Tara Brach, meditation teacher and counsellor, has often been quoted as saying:

“thoughts are real but not true”

And it’s very easy to agree with that perspective especially when you have been in the grip of stress and anxiety.

Thoughts are part of you. Part of what makes you, ‘YOU’. However, they are not the whole of you are.  They are only a part of the whole of our humanity and while we may think it forms quite a powerful element of your makeup, Cogito ergo sum – ‘I think therefore I am’, they are not the whole of what is required for us to live fully and certainly can’t be relied upon.

When anxiety is at its highest, out of the shadow comes a deep sense of fear.  We become scared of almost anything. In many cases it can be rational fears, ones that are based in reasonable constructs. However, in extreme cases it can be irrational, ‘sticky’ and very debilitating; from head to toe we respond viscerally and with alert awareness. From the depths of your mind comes all forms of ‘monstrous’ manifestations. Doubt and fear comes forth with tooth and claw bared. Fear of long established relationships, fear of situations, fear of yourself, doubt of emotional connections, doubt of your rational mind. The list goes on and on.

The complex nature of anxiety and stress is no more acute than when being with others. Others most likely will not see what you see and as a result a couple of things may manifest from your person to person interactions.

Some may know that the behaviour and thoughts that you are experiencing are not really and the true nature of you. They may be intuitive enough to see beyond the fear, depression or unusual behaviour being exhibited because they can see the suffering and know that this is not your Own True Nature (OTN). This may not make the person in the throes of anxiety feel better initially but it is a good platform to stand upon. It is a solid foundation to healing. It is friendship and is a place where your OTN can be mirrored back safely.

However, there may be another example of interaction that proves more challenging. The one where the person observing the behaviour sees what is being presented as odd and unusual. This is where the skill of mindful awareness and personal self-reflection comes in. The sufferer needs to believe in themselves and their OTN.

This is more challenging as the ‘thoughts’ felt and feelings experienced are sticky and can draw you deep into self-reflection and negative critiquing esp. if you don’t go deep enough below the surface of the anxiety to root out the root cause of the trigger.

This takes time, practice and patience.
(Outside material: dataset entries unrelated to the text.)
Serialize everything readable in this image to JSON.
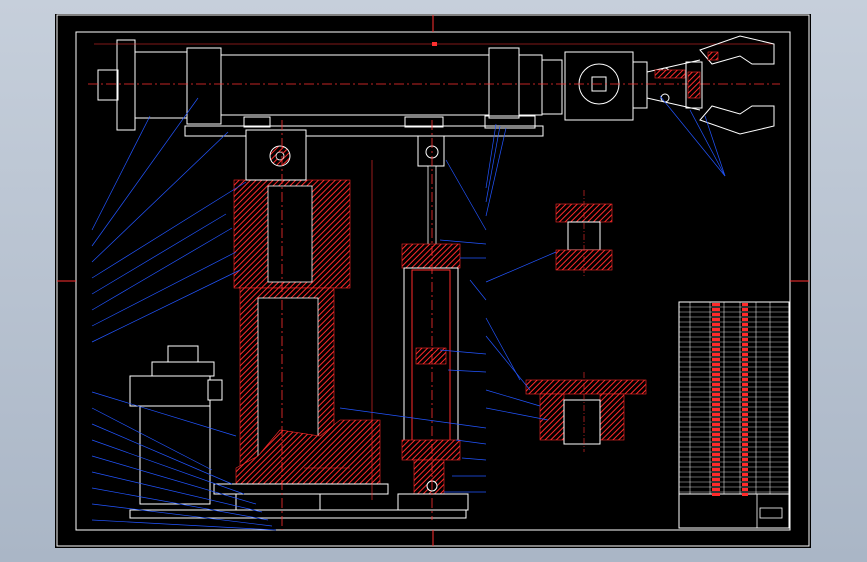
{
  "drawing": {
    "title_block_label": "",
    "notes_title": "",
    "notes_lines": [
      "",
      ""
    ]
  },
  "colors": {
    "background": "#000000",
    "outline": "#ffffff",
    "section_hatch": "#ff2a2a",
    "centerline": "#ff3030",
    "leader": "#2255ff",
    "notes": "#00ff00",
    "workspace": "#b9c3d1"
  },
  "icons": [
    "view-cube",
    "mechanical-assembly-drawing"
  ]
}
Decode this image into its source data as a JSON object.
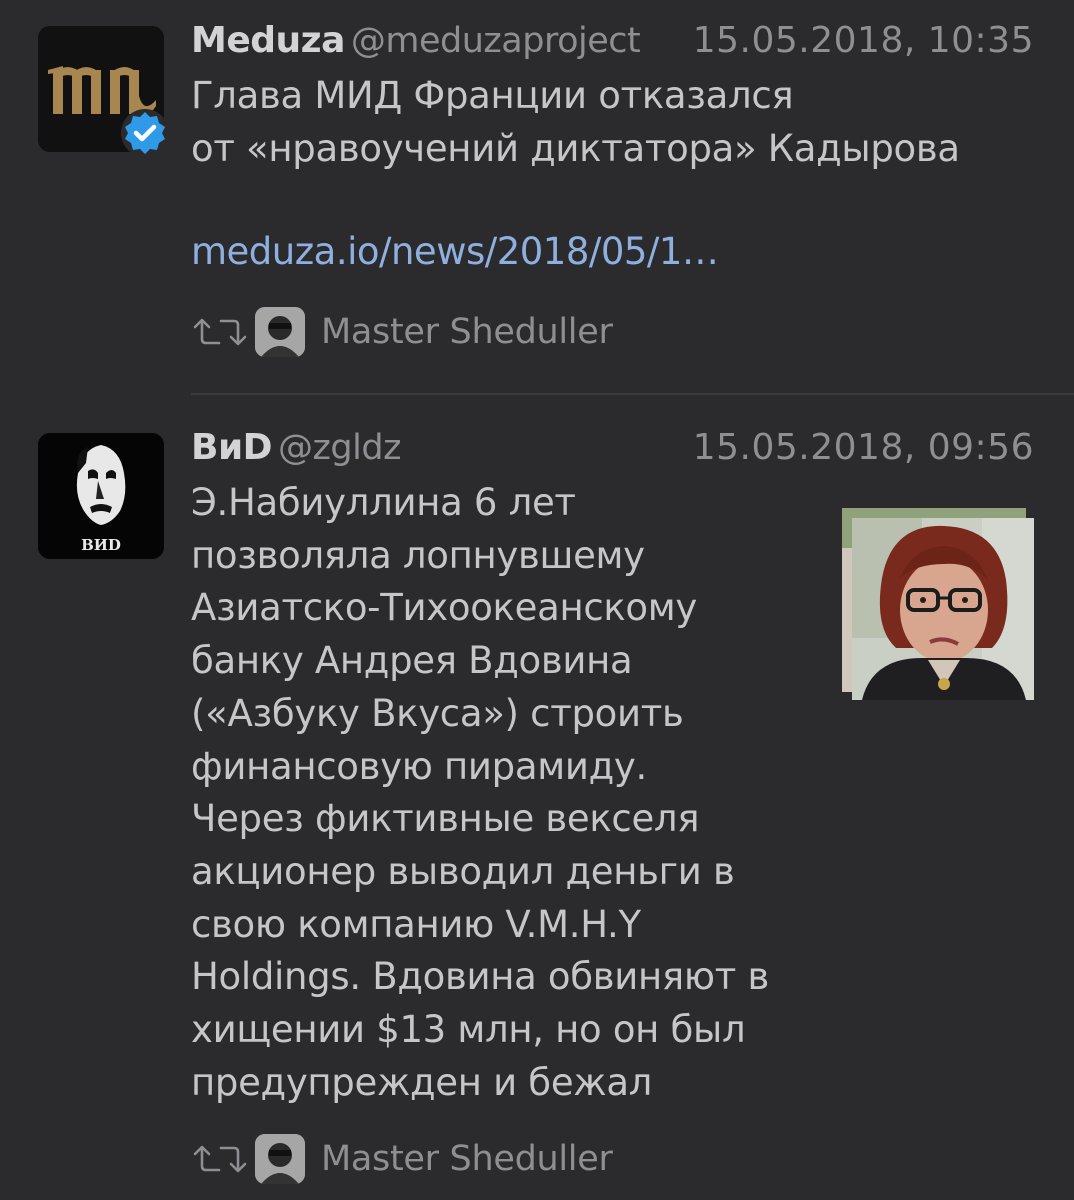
{
  "tweets": [
    {
      "author_name": "Meduza",
      "handle": "@meduzaproject",
      "timestamp": "15.05.2018, 10:35",
      "text": "Глава МИД Франции отказался\nот «нравоучений диктатора» Кадырова",
      "link": "meduza.io/news/2018/05/1…",
      "verified": true,
      "avatar_icon": "meduza-logo-icon",
      "retweeted_by": "Master Sheduller"
    },
    {
      "author_name": "ВиD",
      "handle": "@zgldz",
      "timestamp": "15.05.2018, 09:56",
      "text": "Э.Набиуллина 6 лет\nпозволяла лопнувшему\nАзиатско-Тихоокеанскому\nбанку Андрея Вдовина\n(«Азбуку Вкуса») строить\nфинансовую пирамиду.\nЧерез фиктивные векселя\nакционер выводил деньги в\nсвою компанию V.M.H.Y\nHoldings. Вдовина обвиняют в\nхищении $13 млн, но он был\nпредупрежден и бежал",
      "avatar_label": "ВИD",
      "retweeted_by": "Master Sheduller"
    }
  ],
  "colors": {
    "background": "#2b2b2d",
    "text": "#c6c6c8",
    "muted": "#8e8e93",
    "link": "#8fb0df",
    "verified": "#2f9ae8",
    "meduza_gold": "#a8864f"
  }
}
It also takes an intrinsic belief in your OTN and the knowledge that it is always there, even though it may be buried deep.

You need the same sense of foundation that you feel when you stand on another’s support. The only difference being that it is between you, your ego and your OTN. You have to start the healing journey by standing somewhere sound and solid and ground zero is your core. Your OTN.

It will take time and patience to work through a lot of thoughts, especially those that you think are real but are really not true. The key tool In your armoury throughout all of this is:

Mindful awareness.

Mindful awareness, often referred to as simply ‘mindfulness’, is non-judgemental awareness of the present moment. This is done without layering of thoughts feelings etc. and it is a tool used to bring quiet space to a chaotic world. It can also be used to bring about a space where you can safely find your OTN and to look closely at your fear and doubt within a space devoid of real danger.

With mindfulness, I like to call it mindful awareness, you can observe what is and at the core of both you and your fear and observe safely what is your reaction to any given situation.

One pitfall to be aware of is judgement can arise at any time. This is an extra layer that you will need to be attuned to, but not become attached to when it appears. This reaction is extra to the process and it part of the ‘stickiness’ of fear and doubt. If you can work through this and make way towards your OTN you can then look at the unpacked fear and place it safely to one side. It will never go, but it will be isolated and you can be aware of it and ‘comfortable’ with its presence.

The key to mindfulness is the ‘non-judgemental’ element and this is perhaps the most difficult if you have spent some time triggered by fear and doubt. The association to a sense of ego-self can lead you to be judgemental to who you think you are. Mindfulness can help you break through that layer.

This core teaching in Buddhism and the theories of humanistic psychology has been a major key to unlocking addictive and repetitive behaviour patterns based around fear for centuries.

That is not to say however that fear and doubt doesn’t still occur and that reactions will come up. We are human after all. However, it will enable you to respond to life in a balanced way and a way that has more equilibrium.

Mindfulness and mindful awareness may not be for everyone. Indeed, there are a 1001 other techniques for self-reflection and behaviour change, however I have found this one the gentlest, subtle and accessible and has enabled contact to my OTN.